花澤香菜(写真=KOBA [Sketch])

 中盤にはアコースティックギターと縦弾きのベースを基調にしたサウンドで、心をゆっくりと温めてくれてるような時間が設けられた。手を繋いで一緒に明日を歩んでいきたいというメッセージを込めた「ダエンケイ」、音楽を通したつながりを描きながら、夢の中へと誘っていく「あたらしいうた」のアコースティックバージョン。そして、再び紗幕が下りると、ホールはクラブのような空間に変化。変拍子のエレクトロ「眠るサカナ」では眠っているベッドごと深海へと沈んでいき、四つ打ちの「星結ぶとき」では宇宙へと上昇。そのままシームレスでディスコファンク「息吹 イン ザ ウィンド」につなぎ、バンドメンバーのソロ回しの間に花澤は着替えを済ませ、シースルーの衣装にチェンジ。ドラマ『俺の美女化が止まらない!?』のオープニングテーマに起用されている最新の配信シングル「Circle」を初披露すると、場内は今度はライブハウスのように拳とシャウトが上がり、「CALL ME EVERYDAY」では〈もしもし〉のコール&レスポンスが実現。「Groovy Mystery Train」ではミラーボールが回る中でピースサインが繰り出され、ライブではお馴染みの「無邪気なキミと真夏のメロディ」や「Eeny, meeny, miny, moe」でさらに観客のボルテージは高まり、「マラソン」では拳を上げた大合唱が沸き起こった。そして、グッドメロディのポップソング「恋する惑星」で観客の両手クラップとジャンプを引き起こした彼女は、「ドラマチックじゃなくても、特別なことをしなくても、あなたといれば大切な日になるというメッセージが込められています。過去の大切な時間を噛み締めながら、大切なひとを思い浮かべながら、楽しんでいただければと思います。私は今、この瞬間、目の前にいる大切な人たちに向かって歌いますので、ぜひ受け止めてください」と語りかけ、ライブのタイトルソングとなった「ドラマチックじゃなくても」に、今日一緒に口ずさんだメロディが、観客一人ひとりの心を豊かにする思い出になるようにという願いを込めて歌い、本編を締めくくった。

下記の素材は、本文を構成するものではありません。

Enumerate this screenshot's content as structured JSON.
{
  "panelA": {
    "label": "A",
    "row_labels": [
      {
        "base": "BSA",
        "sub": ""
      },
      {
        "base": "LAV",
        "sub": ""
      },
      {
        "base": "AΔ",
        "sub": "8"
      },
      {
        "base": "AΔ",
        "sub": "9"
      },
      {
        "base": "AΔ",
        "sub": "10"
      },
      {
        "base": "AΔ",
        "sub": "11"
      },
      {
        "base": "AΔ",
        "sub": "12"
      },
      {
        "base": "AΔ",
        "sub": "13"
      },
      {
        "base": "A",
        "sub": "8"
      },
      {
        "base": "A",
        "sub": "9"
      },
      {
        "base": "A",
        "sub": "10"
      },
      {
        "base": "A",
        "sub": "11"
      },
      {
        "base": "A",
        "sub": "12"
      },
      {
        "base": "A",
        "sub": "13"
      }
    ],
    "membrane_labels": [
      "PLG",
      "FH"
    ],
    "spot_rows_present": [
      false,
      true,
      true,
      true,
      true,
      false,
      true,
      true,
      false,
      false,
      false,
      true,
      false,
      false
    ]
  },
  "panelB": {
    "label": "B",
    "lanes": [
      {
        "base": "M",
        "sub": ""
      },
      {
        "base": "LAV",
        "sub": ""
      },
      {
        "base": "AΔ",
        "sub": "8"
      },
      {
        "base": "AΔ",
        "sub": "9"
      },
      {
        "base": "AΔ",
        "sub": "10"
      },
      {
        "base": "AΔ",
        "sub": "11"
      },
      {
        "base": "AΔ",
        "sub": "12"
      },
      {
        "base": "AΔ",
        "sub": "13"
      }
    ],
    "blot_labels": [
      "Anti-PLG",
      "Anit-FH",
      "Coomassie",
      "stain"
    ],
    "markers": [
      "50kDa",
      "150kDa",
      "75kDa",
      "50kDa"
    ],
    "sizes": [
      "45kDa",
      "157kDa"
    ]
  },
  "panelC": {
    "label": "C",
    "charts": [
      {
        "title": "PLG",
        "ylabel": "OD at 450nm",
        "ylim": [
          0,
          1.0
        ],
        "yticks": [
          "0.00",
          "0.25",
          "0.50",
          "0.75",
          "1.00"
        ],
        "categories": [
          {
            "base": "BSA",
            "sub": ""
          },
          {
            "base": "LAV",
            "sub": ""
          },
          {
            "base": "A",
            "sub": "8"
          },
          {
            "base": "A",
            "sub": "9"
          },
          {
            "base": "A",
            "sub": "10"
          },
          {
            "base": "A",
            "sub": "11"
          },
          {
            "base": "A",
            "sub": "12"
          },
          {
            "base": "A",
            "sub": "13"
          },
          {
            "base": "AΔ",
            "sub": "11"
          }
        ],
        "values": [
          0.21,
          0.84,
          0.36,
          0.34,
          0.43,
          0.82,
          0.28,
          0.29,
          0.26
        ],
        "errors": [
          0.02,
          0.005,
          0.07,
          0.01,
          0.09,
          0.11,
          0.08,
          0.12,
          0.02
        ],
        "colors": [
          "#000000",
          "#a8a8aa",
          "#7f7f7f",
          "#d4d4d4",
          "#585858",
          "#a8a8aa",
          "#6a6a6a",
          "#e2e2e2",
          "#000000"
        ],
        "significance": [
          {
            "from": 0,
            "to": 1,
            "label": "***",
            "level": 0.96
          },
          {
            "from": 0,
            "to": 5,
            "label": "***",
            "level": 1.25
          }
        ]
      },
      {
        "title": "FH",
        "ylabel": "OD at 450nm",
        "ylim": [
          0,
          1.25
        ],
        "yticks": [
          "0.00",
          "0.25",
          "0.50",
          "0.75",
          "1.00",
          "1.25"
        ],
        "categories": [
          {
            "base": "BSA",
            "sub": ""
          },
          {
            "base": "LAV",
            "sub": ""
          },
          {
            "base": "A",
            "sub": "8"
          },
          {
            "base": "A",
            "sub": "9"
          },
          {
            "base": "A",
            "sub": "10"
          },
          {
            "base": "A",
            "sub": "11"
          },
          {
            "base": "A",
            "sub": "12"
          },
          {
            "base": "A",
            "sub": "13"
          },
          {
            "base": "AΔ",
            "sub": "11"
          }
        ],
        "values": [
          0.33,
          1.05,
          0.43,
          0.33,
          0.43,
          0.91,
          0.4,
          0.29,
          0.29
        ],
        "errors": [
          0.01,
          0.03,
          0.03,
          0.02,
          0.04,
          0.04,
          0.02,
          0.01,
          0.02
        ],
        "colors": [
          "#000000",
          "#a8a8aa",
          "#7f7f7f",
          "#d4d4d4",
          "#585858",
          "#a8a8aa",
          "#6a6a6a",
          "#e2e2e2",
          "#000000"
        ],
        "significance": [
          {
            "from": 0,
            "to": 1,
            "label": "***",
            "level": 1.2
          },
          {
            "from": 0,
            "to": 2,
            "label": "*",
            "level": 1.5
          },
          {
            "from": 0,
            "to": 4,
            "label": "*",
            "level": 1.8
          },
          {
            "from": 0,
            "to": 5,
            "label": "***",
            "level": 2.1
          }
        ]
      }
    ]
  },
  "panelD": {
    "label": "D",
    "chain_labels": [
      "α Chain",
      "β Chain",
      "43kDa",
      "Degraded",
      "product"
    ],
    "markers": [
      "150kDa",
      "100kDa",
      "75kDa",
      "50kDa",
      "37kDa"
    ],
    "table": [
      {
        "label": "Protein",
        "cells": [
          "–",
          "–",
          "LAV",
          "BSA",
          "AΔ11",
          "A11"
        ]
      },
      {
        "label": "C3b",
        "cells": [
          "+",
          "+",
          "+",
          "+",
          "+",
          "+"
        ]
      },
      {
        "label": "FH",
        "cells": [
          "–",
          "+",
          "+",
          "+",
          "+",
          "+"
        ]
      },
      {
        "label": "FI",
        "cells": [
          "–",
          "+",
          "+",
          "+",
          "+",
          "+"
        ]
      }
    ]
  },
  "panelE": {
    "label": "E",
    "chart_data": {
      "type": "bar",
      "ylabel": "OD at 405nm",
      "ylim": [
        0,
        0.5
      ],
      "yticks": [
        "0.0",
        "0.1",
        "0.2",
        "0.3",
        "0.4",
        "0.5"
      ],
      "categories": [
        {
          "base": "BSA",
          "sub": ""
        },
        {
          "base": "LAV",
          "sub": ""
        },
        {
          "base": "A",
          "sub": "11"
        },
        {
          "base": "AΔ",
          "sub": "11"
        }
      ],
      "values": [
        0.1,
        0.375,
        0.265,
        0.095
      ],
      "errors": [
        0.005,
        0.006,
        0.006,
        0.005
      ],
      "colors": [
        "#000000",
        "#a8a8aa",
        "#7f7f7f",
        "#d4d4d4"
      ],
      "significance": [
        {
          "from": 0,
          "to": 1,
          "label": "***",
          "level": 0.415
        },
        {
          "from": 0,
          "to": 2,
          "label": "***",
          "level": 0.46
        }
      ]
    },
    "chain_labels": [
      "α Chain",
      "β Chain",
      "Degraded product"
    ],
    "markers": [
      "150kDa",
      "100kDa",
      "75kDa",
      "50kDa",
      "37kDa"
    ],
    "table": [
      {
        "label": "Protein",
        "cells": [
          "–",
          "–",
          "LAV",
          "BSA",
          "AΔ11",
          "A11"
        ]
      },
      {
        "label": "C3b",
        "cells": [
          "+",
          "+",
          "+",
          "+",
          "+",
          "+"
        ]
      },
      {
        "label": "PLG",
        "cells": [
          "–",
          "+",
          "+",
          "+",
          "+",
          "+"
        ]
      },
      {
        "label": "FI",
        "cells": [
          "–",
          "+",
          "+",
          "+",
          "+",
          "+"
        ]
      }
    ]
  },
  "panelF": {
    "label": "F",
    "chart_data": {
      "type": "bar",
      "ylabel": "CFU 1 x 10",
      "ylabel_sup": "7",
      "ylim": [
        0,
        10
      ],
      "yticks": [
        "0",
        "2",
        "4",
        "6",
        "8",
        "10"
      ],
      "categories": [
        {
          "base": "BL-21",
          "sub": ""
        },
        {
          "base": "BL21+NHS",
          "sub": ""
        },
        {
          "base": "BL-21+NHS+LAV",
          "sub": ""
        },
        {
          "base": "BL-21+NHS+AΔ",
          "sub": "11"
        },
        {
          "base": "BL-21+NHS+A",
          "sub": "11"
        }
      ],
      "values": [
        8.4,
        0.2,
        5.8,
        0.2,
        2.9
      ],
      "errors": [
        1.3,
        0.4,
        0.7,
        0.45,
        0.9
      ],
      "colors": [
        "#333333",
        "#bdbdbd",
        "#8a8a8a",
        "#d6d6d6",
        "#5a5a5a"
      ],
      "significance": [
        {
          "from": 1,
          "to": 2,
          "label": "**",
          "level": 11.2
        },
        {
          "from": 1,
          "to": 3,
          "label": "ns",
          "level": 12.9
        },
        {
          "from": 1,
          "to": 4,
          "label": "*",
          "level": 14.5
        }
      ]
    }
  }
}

 アンコールの「雲に歌えば」では、ツアーTシャツに着替えた花澤と会場全体が踊りながら一体となると、前乗りした川越のホテルで「すね毛がもじゃもじゃで、剃っても剃っても生えてくる夢を見た」というエピソードを明かし、観客の笑いを誘った。寝ている時に見る夢、人生で思い描く夢、日常の中にある夢のような時間と空間、そして、様々な夢から醒めたあとに訪れる現実の“今、ここにある生活”に思いを馳せたライブの最後に歌われたのは、11年前となる2012年4月にリリースされたデビューシングル「星空☆ディスティネーション」のボサノヴァバージョン。「心がほぐれた状態でライブができてるのかなと思います。今日の楽しい時間をありがとうございました」と語った彼女の柔らかく優しい歌声と観客によるコーラスが重なる中で、ポップでカラフルでドラマチックでもあった、日常で見られる夢のようなライブは幕を閉じた。